There were protests at junctions 20 for Kings Langley, Herts, 14 for Heathrow terminal four, three for Swanley in Kent, six for Godstone, Surrey and 31 for Lakeside, Essex.
They have since been reopened but police said 42 people were arrested.
Protest group Insulate Britain tweeted it was "disrupting the M25" to "demand the government insulate Britain".
A government spokeswoman condemned the protests and said it was supporting people to install energy efficiency measures in their homes.
Hertfordshire Police said 18 people were arrested after officers were called to a protest near junction 20 at about 08:00 BST.
Supt Adam Willmot said: "Protesters ignored police requests to move location, so we took robust action to enable roads to be reopened and to remove the protesters causing obstructions."
The force closed the slip roads in both directions, which led to "congestion and delays on both the M25 and the A41", but the closures had lifted by 10:20 BST.
It said officers worked to resolve the situation "quickly and safely", which included shutting the slip road temporarily.
Ch Insp Paul Austin said the action caused "significant disruption" and thanked drivers for their "patience and understanding."
It said it was called at 08:10 BST to a group of people obstructing the roundabout.
Surrey Police said it was called just before 08:00 BST to a protest at junction six, where the slip road had been closed with a diversion set up.
It tweeted that a number of people had been arrested following protests at junctions six and 14.
Earlier, the exit slip road to Heathrow terminal four had been closed.

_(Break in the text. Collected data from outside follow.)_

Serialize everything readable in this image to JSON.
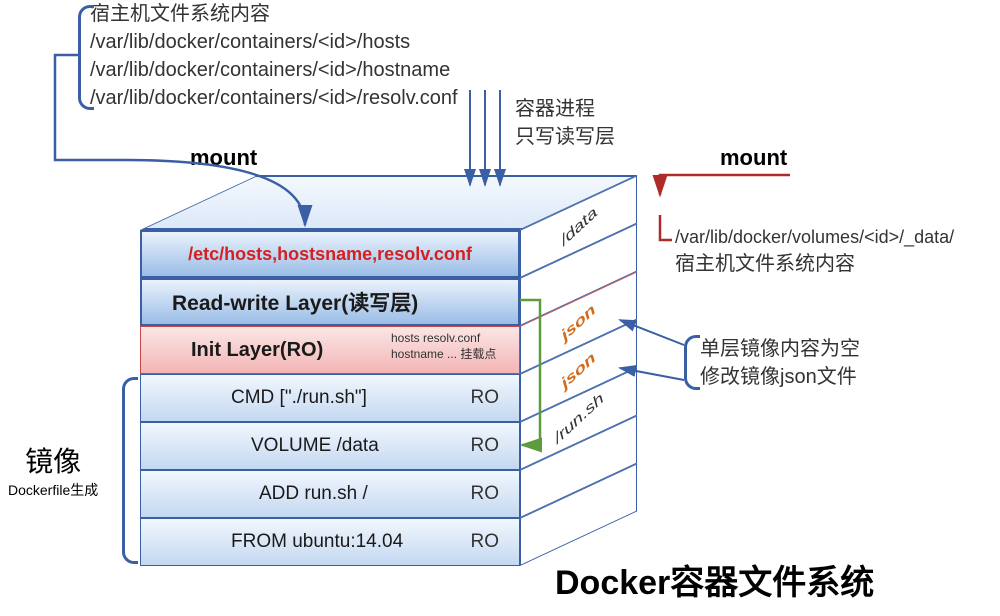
{
  "title": "Docker容器文件系统",
  "hostBlock": {
    "heading": "宿主机文件系统内容",
    "lines": [
      "/var/lib/docker/containers/<id>/hosts",
      "/var/lib/docker/containers/<id>/hostname",
      "/var/lib/docker/containers/<id>/resolv.conf"
    ]
  },
  "mountLeft": "mount",
  "mountRight": "mount",
  "containerProc": {
    "line1": "容器进程",
    "line2": "只写读写层"
  },
  "layers": {
    "rw": {
      "etcText": "/etc/hosts,hostsname,resolv.conf",
      "name": "Read-write Layer(读写层)"
    },
    "init": {
      "name": "Init Layer(RO)",
      "filesTop": "hosts    resolv.conf",
      "filesBottom": "hostname ... 挂载点"
    },
    "cmd": {
      "text": "CMD [\"./run.sh\"]",
      "mode": "RO"
    },
    "volume": {
      "text": "VOLUME /data",
      "mode": "RO"
    },
    "add": {
      "text": "ADD run.sh /",
      "mode": "RO"
    },
    "from": {
      "text": "FROM ubuntu:14.04",
      "mode": "RO"
    }
  },
  "side": {
    "data": "/data",
    "json1": "json",
    "json2": "json",
    "runsh": "/run.sh"
  },
  "imageLabel": {
    "main": "镜像",
    "sub": "Dockerfile生成"
  },
  "volumeMount": {
    "path": "/var/lib/docker/volumes/<id>/_data/",
    "desc": "宿主机文件系统内容"
  },
  "jsonNote": {
    "line1": "单层镜像内容为空",
    "line2": "修改镜像json文件"
  }
}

Some drivers were frustrated with the delays but others tweeted their support.
Clive Farnham from Crawley tweeted that they should "have a protest on the side of the road " and "allow others to go about their business", while Laura asked the group if they had "thought about the pollution you are causing to the environment with the tailbacks of 15/20 miles on several sections of the m25 which makes it all a joke".

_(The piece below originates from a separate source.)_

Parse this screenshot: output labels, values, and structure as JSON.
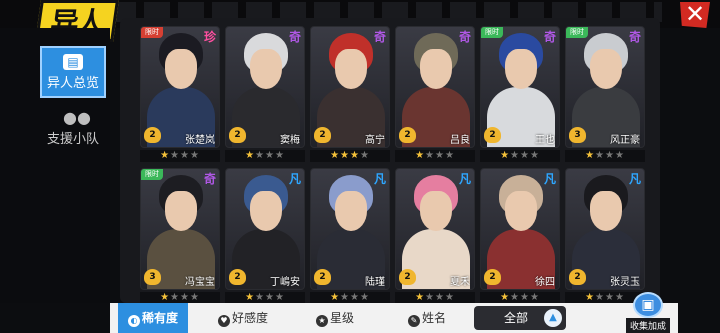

Green Party member, Matt Hill, thanked the protesters and tweeted that while he was "frustrated and concerned" that his son was late for college, he was "nowhere near as concerned as I am for his future if we don't act urgently to address our climate emergency".
In a statement on its website, Insulate Britain said that Monday's disruption was "just the start".

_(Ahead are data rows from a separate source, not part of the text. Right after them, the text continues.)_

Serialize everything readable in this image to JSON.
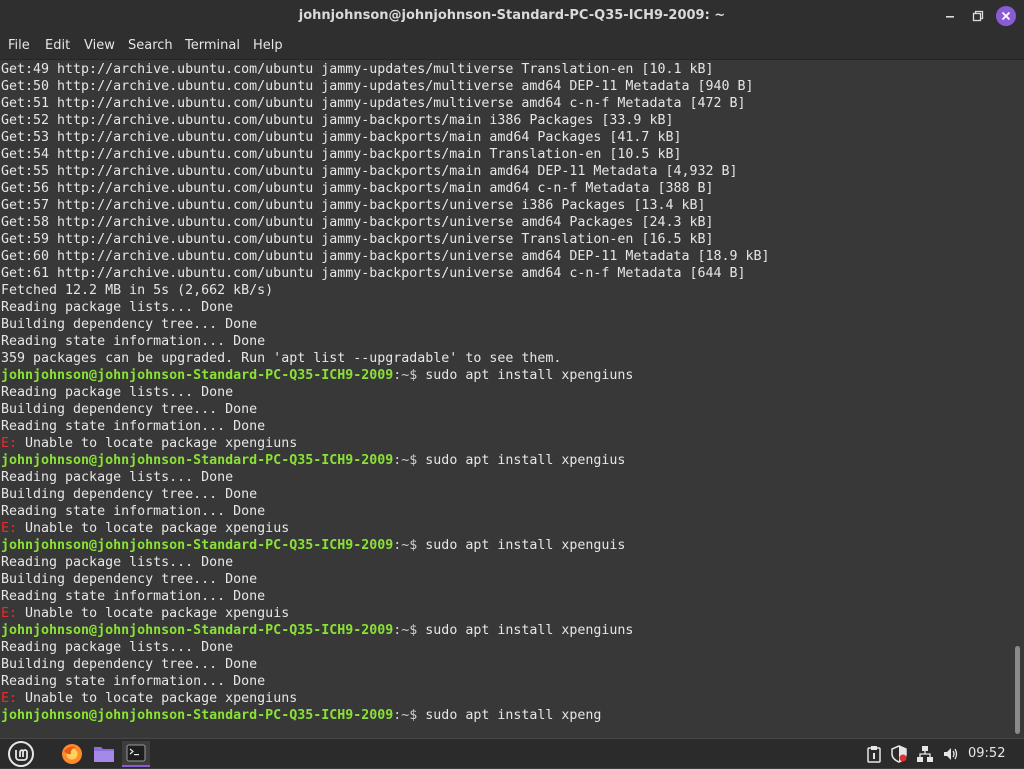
{
  "window": {
    "title": "johnjohnson@johnjohnson-Standard-PC-Q35-ICH9-2009: ~"
  },
  "menubar": {
    "items": [
      "File",
      "Edit",
      "View",
      "Search",
      "Terminal",
      "Help"
    ]
  },
  "terminal": {
    "prompt_user": "johnjohnson@johnjohnson-Standard-PC-Q35-ICH9-2009",
    "prompt_path": ":~$ ",
    "lines": [
      {
        "type": "out",
        "text": "Get:49 http://archive.ubuntu.com/ubuntu jammy-updates/multiverse Translation-en [10.1 kB]"
      },
      {
        "type": "out",
        "text": "Get:50 http://archive.ubuntu.com/ubuntu jammy-updates/multiverse amd64 DEP-11 Metadata [940 B]"
      },
      {
        "type": "out",
        "text": "Get:51 http://archive.ubuntu.com/ubuntu jammy-updates/multiverse amd64 c-n-f Metadata [472 B]"
      },
      {
        "type": "out",
        "text": "Get:52 http://archive.ubuntu.com/ubuntu jammy-backports/main i386 Packages [33.9 kB]"
      },
      {
        "type": "out",
        "text": "Get:53 http://archive.ubuntu.com/ubuntu jammy-backports/main amd64 Packages [41.7 kB]"
      },
      {
        "type": "out",
        "text": "Get:54 http://archive.ubuntu.com/ubuntu jammy-backports/main Translation-en [10.5 kB]"
      },
      {
        "type": "out",
        "text": "Get:55 http://archive.ubuntu.com/ubuntu jammy-backports/main amd64 DEP-11 Metadata [4,932 B]"
      },
      {
        "type": "out",
        "text": "Get:56 http://archive.ubuntu.com/ubuntu jammy-backports/main amd64 c-n-f Metadata [388 B]"
      },
      {
        "type": "out",
        "text": "Get:57 http://archive.ubuntu.com/ubuntu jammy-backports/universe i386 Packages [13.4 kB]"
      },
      {
        "type": "out",
        "text": "Get:58 http://archive.ubuntu.com/ubuntu jammy-backports/universe amd64 Packages [24.3 kB]"
      },
      {
        "type": "out",
        "text": "Get:59 http://archive.ubuntu.com/ubuntu jammy-backports/universe Translation-en [16.5 kB]"
      },
      {
        "type": "out",
        "text": "Get:60 http://archive.ubuntu.com/ubuntu jammy-backports/universe amd64 DEP-11 Metadata [18.9 kB]"
      },
      {
        "type": "out",
        "text": "Get:61 http://archive.ubuntu.com/ubuntu jammy-backports/universe amd64 c-n-f Metadata [644 B]"
      },
      {
        "type": "out",
        "text": "Fetched 12.2 MB in 5s (2,662 kB/s)"
      },
      {
        "type": "out",
        "text": "Reading package lists... Done"
      },
      {
        "type": "out",
        "text": "Building dependency tree... Done"
      },
      {
        "type": "out",
        "text": "Reading state information... Done"
      },
      {
        "type": "out",
        "text": "359 packages can be upgraded. Run 'apt list --upgradable' to see them."
      },
      {
        "type": "prompt",
        "text": "sudo apt install xpengiuns"
      },
      {
        "type": "out",
        "text": "Reading package lists... Done"
      },
      {
        "type": "out",
        "text": "Building dependency tree... Done"
      },
      {
        "type": "out",
        "text": "Reading state information... Done"
      },
      {
        "type": "err",
        "prefix": "E:",
        "text": " Unable to locate package xpengiuns"
      },
      {
        "type": "prompt",
        "text": "sudo apt install xpengius"
      },
      {
        "type": "out",
        "text": "Reading package lists... Done"
      },
      {
        "type": "out",
        "text": "Building dependency tree... Done"
      },
      {
        "type": "out",
        "text": "Reading state information... Done"
      },
      {
        "type": "err",
        "prefix": "E:",
        "text": " Unable to locate package xpengius"
      },
      {
        "type": "prompt",
        "text": "sudo apt install xpenguis"
      },
      {
        "type": "out",
        "text": "Reading package lists... Done"
      },
      {
        "type": "out",
        "text": "Building dependency tree... Done"
      },
      {
        "type": "out",
        "text": "Reading state information... Done"
      },
      {
        "type": "err",
        "prefix": "E:",
        "text": " Unable to locate package xpenguis"
      },
      {
        "type": "prompt",
        "text": "sudo apt install xpengiuns"
      },
      {
        "type": "out",
        "text": "Reading package lists... Done"
      },
      {
        "type": "out",
        "text": "Building dependency tree... Done"
      },
      {
        "type": "out",
        "text": "Reading state information... Done"
      },
      {
        "type": "err",
        "prefix": "E:",
        "text": " Unable to locate package xpengiuns"
      },
      {
        "type": "prompt",
        "text": "sudo apt install xpeng"
      }
    ]
  },
  "colors": {
    "prompt_user": "#8ae234",
    "error": "#ef2929",
    "background": "#383838",
    "accent": "#8a5bd6"
  },
  "taskbar": {
    "icons": [
      "mint-menu-icon",
      "firefox-icon",
      "files-icon",
      "terminal-icon"
    ],
    "tray": [
      "clipboard-icon",
      "shield-icon",
      "network-icon",
      "volume-icon"
    ],
    "clock": "09:52"
  }
}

"Actions will continue until the government makes a meaningful commitment to insulate Britain's 29 million leaky homes, some of the oldest and most energy inefficient in Europe," it said.
It added that its demands were delivered by hand to 10 Downing Street on 21 August, but so far no-one in government had responded.
Zoe Cohen from Insulate Britain told BBC Radio 5 Live: "We regret having to do this but we really have no other option. They're a group of ordinary people who've come together and put their bodies on the line.
"They're doing this because they're desperate for meaningful action from the government, and insulating our homes is the most efficient way to reduce our emissions and avoid climate catastrophe."
Supporter Liam Norton, 36, from London, said he was "shocked at the lack of significant action" from the government.
"It's a no-brainer. Insulating Britain will reduce emissions, provide hundreds of thousands of jobs and stop our elderly dying in cold homes each winter," he said.
"So stop messing about, Boris, and get on with the job.
"As soon as a statement is made that we can trust and is meaningful, we will get off the roads."
A government spokeswoman said: "People's day-to-day lives should not be disrupted, especially on busy motorways where lives are put at risk and resulting traffic delays will only add to vehicle emissions.
"We are investing £1.3bn this year alone to support people to install energy efficiency measures, and our upcoming Heat and Buildings Strategy will set out how we decarbonise the nation's homes in a way that is fair, practical and affordable."
The protesters say their goal is to raise the profile of insulation as an issue. They say it's absolutely central to tackling carbon emissions. There's definitely truth in that - heating our homes is a big component of personal carbon emissions.
The AA say this is dangerous: they're blocking the road and could cause disruption to emergency vehicles. They say this backfires because it creates more delays and vehicles stuck in traffic create more emissions, so this is a "lose" for the protesters.
The protesters say how else do you raise issues like insulation - get you and me talking about them - without these kinds of protests? It's a really interesting dilemma and an interesting evolution of direct action around climate.
Do they stop at motorways? Where else are they going to go - and what other single-issue direct action protest groups might we see form?